En 2025, Jazz’n Bruche a accueilli pas loin de 2 000 festivaliers en comptant le public scolaire, avec des concerts souvent intimistes : 50 places pour le bistrot La Couronne verte, 80 pour le Musée Orberlin, 150 au Mémorial Alsace-Moselle…

Un trou de 8 000 euros
Après les premières édition chez Jaki, Jazz’n Bruche monte en puissance avec son format itinérant depuis 2022. Il a noué un partenariat avec le Mémorial et obtenu des subventions. Ce dernier point préoccupe particulièrement l’équipe en ce mois de juin car elle a appris en mai, à six semaines du début du festival, que la subvention de 8 000 euros de la Direction régionale des affaires culturelles (Drac), qui n’a pas répondu à notre sollicitation, ne sera pas reconduite en 2026. « C’est un coup dur… Mais on est courageux, on ne se laisse pas démonter », affirme Christian.
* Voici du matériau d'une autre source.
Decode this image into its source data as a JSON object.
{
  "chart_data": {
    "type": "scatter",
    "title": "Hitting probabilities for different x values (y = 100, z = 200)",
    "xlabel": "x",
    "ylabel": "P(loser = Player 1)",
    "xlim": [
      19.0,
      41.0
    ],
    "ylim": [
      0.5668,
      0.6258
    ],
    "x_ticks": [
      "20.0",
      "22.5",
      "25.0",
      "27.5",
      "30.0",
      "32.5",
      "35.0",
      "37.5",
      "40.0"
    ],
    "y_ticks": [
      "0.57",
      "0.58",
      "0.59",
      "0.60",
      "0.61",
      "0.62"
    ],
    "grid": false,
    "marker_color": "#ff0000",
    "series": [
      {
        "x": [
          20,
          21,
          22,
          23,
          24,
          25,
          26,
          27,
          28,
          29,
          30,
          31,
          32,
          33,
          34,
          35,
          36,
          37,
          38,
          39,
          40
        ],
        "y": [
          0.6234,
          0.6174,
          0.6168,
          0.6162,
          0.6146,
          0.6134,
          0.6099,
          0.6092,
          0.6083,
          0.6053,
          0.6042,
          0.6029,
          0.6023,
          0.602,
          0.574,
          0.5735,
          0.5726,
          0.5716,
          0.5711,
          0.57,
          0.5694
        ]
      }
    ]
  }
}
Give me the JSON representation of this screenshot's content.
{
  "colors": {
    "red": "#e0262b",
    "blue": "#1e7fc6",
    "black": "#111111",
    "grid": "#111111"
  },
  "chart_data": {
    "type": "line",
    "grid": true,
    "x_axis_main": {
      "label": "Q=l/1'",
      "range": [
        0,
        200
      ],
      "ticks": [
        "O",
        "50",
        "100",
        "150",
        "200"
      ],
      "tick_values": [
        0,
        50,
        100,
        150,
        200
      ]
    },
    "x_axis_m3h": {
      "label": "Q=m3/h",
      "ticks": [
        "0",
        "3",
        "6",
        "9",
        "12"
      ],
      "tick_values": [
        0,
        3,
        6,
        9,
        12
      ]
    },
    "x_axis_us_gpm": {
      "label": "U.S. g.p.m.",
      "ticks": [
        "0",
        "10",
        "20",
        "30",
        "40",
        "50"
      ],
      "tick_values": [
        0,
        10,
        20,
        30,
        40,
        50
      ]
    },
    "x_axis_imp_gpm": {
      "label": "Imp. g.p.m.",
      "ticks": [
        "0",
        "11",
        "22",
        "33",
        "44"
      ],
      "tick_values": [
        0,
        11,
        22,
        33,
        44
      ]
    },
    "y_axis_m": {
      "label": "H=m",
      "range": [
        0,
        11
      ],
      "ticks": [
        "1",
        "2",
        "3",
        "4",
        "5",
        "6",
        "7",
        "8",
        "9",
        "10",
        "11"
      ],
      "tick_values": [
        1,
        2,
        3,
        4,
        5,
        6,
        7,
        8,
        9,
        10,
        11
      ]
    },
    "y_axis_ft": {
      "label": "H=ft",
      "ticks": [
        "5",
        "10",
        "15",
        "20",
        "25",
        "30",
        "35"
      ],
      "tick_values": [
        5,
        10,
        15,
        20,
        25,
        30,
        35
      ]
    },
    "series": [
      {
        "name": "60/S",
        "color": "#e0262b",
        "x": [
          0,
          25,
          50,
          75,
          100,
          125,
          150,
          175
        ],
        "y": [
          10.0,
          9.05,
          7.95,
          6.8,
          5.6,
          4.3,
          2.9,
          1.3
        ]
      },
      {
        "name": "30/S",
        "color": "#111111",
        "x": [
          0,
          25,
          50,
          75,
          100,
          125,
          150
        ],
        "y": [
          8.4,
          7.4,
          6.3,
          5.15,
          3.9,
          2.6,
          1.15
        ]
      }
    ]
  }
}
Pour Jaki, « le festival devient militant en maintenant la même programmation », afin d’assurer l’accessibilité de la culture, garder des concerts gratuits, des projets avec des écoles et un foyer de personnes en situation de handicap, le tout malgré « le risque financier ».
Certains fournisseurs et municipalités ont accepté de renégocier leurs tarifs, des artistes ont baissé leur cachet pour soutenir le festival qui s’autofinance d’ordinaire à hauteur de 60%. « On compte sur le public ! », lance Jaki. Si les deux soirées au Dôme de Mutzig font le plein, cela permettra de compenser le désengagement de l’État. Avec le brésilien Amaro Freitas le 10 juillet, et la chanteuse américaine Liz McComb le 12 juillet, le programme a de quoi attirer un public plus large que les habitués férus de jazz et de blues. Avec plusieurs concerts gratuits et des tarifs qui vont de 10€ à 35€ pour les autres soirées, le festival a voulu rester le plus abordable possible.

Faire rayonner le paysage
La venue de Biréli Lagrène, il y a quelques années, a permis au festival de prouver sa crédibilité dans le milieu musical. Depuis, l’équipe est régulièrement contactée par des agences qui cherchent à placer des artistes sur des tournées. « Et puis Jaki a une grande exigence en matière de qualité musicale comme il est du métier », précise Christian. « Jazz’n Bruche a été identifié par les institutions comme un événement viable. On aimerait à l’avenir s’occuper d’une salle, d’un lieu à l’année, créer des emplois », rêve tout haut Jaki. Avant de questionner : « Mais est-ce qu’il y a des volontés du territoire ? Du budget ? »
Il rappelle que ce coin d’Alsace a longtemps été « associé au camp de concentration du Struthof ». Avec Jazz’n Bruche, Jaki espèrent rendre de la fierté aux Bruchois en participant à faire rayonner la vallée autrement que par la mémoire des années sombres.

La culture comme lien social
Les deux bénévoles souhaiteraient plus d’événements culturels dans le secteur. Et plus de lieux qui créent du lien social dans ces villages qui pour la plupart n’ont pas de café ni d’endroit où sortir le soir. « Des associations proposent des activités culturelles comme la chorale mais autrement il n’y a rien », se désole Jaki. Il dit à son comparse : « On a un regard biaisé là-dessus parce qu’on s’intéresse à un certain type de musique. Il y a quand même des soirées humour, disco… » Mais que font-ils alors le reste de l’année nos férus de jazz de la vallée ? « On va au club de Jaki ! », conclut Christian.